Les rives du crépuscule – Michael Moorcock

Des extra-terrestres ont stoppé la rotation de la Terre sur elle-même, créant une séparation entre une partie toujours ensoleillée et l’autre plongée dans l’obscurité. L’humanité est aussi devenue stérile, ajoutant à l’insignifiance de l’espèce la peur de la disparition programmée. Le désespoir ambiant génère une fête sans fin, une angoisse superstitieuse, un hédonisme fainéant et un rationalisme qui mène au renoncement. Clovis Marca est le dernier né des hommes, à la recherche d’Orlando Sharvis, grand scientifique disparu sans laisser de trace en fondant une colonie sur Titan. Une secte terroriste et misanthrope sévit, occasionnant la formation d’une milice politiquement structurée et dirigée par Andros Almer, despote frustré.

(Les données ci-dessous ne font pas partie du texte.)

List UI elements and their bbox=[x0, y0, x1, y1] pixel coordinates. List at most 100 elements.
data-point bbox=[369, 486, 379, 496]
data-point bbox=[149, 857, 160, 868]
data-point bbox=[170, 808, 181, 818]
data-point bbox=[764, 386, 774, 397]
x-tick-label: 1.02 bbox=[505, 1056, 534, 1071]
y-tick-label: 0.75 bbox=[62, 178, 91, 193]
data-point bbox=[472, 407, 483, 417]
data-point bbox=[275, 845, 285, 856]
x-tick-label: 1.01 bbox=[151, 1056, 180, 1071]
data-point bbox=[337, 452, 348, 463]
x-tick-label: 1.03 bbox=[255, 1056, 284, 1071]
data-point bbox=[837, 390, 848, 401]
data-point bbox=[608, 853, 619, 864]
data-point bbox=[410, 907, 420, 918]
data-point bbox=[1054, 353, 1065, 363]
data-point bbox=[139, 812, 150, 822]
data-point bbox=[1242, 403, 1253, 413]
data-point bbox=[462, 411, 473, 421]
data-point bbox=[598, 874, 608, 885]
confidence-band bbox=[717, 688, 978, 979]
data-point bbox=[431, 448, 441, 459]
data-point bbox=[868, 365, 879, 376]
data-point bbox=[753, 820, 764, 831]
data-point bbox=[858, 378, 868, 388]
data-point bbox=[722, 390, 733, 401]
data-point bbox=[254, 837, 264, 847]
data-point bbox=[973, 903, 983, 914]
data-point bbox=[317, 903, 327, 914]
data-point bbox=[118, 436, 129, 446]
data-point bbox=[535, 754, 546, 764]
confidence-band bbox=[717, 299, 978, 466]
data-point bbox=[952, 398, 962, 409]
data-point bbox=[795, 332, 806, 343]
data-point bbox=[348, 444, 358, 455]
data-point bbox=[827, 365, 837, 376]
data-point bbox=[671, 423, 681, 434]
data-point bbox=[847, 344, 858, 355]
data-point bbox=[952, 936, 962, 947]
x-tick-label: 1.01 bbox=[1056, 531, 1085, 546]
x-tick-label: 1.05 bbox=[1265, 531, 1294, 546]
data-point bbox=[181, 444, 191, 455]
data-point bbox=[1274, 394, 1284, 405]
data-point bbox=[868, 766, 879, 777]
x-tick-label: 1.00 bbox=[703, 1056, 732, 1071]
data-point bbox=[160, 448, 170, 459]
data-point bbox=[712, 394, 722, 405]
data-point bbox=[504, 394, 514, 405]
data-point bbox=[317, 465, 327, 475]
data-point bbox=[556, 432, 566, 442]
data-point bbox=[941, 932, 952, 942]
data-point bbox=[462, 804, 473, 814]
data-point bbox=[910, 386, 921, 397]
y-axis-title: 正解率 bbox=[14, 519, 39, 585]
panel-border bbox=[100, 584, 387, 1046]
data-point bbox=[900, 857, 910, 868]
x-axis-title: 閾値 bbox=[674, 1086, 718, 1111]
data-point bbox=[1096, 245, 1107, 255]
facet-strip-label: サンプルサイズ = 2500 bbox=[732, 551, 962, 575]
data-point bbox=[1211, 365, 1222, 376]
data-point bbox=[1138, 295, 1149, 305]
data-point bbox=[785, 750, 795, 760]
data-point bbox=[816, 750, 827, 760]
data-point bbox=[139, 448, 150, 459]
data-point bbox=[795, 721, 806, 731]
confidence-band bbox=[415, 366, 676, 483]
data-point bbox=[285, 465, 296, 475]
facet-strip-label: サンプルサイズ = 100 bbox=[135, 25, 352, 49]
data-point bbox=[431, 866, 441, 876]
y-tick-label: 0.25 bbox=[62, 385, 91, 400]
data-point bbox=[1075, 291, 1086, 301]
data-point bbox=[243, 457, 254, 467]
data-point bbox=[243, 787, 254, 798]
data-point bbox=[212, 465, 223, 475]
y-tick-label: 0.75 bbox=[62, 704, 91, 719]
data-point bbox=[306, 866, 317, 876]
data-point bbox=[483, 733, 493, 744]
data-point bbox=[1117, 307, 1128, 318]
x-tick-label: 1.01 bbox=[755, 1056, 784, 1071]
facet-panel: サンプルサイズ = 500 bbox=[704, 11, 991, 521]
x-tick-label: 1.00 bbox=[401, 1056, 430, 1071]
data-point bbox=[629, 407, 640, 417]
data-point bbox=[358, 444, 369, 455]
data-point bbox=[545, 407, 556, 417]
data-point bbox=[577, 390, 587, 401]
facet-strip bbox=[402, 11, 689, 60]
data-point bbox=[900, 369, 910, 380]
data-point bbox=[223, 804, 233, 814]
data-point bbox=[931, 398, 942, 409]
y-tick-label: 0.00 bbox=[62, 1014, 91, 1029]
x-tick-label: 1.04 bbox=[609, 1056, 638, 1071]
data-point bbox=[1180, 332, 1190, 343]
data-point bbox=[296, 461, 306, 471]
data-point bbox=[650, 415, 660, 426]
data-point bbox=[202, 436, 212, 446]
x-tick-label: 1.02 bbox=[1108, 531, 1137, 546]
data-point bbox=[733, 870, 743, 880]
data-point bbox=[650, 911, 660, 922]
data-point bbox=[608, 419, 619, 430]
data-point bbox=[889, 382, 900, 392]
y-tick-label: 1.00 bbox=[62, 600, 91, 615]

Par une science fiction philosophique, Michael Moorcock peint une fresque politique représentative de la société humaine et de son histoire dominée par Orlando Sharvis qui se révèle être un dieu, Andros Almer qui se proclame dirigeant providentiel, Clovis Marca qui dans son égocentrisme ne désire que l’immortalité et Fastina Cahmin qui, seul personnage féminin, n’est qu’un objet de convoitise et finalement une génitrice potentielle. Toutes ces figures président au destin de l’espèce dans un théâtre du pouvoir aux proportions mythologiques, dans une ambiance empruntant les codes de la fantasy et du planet opéra pourvue d’un humour grinçant tout droit sorti d’un mythe antique, entre Lune creuse et compensation des bienfaits par des supplices (la consanguinité), pour discréditer le totalitarisme. Les destins personnels n’ont pas de sens pour l’univers.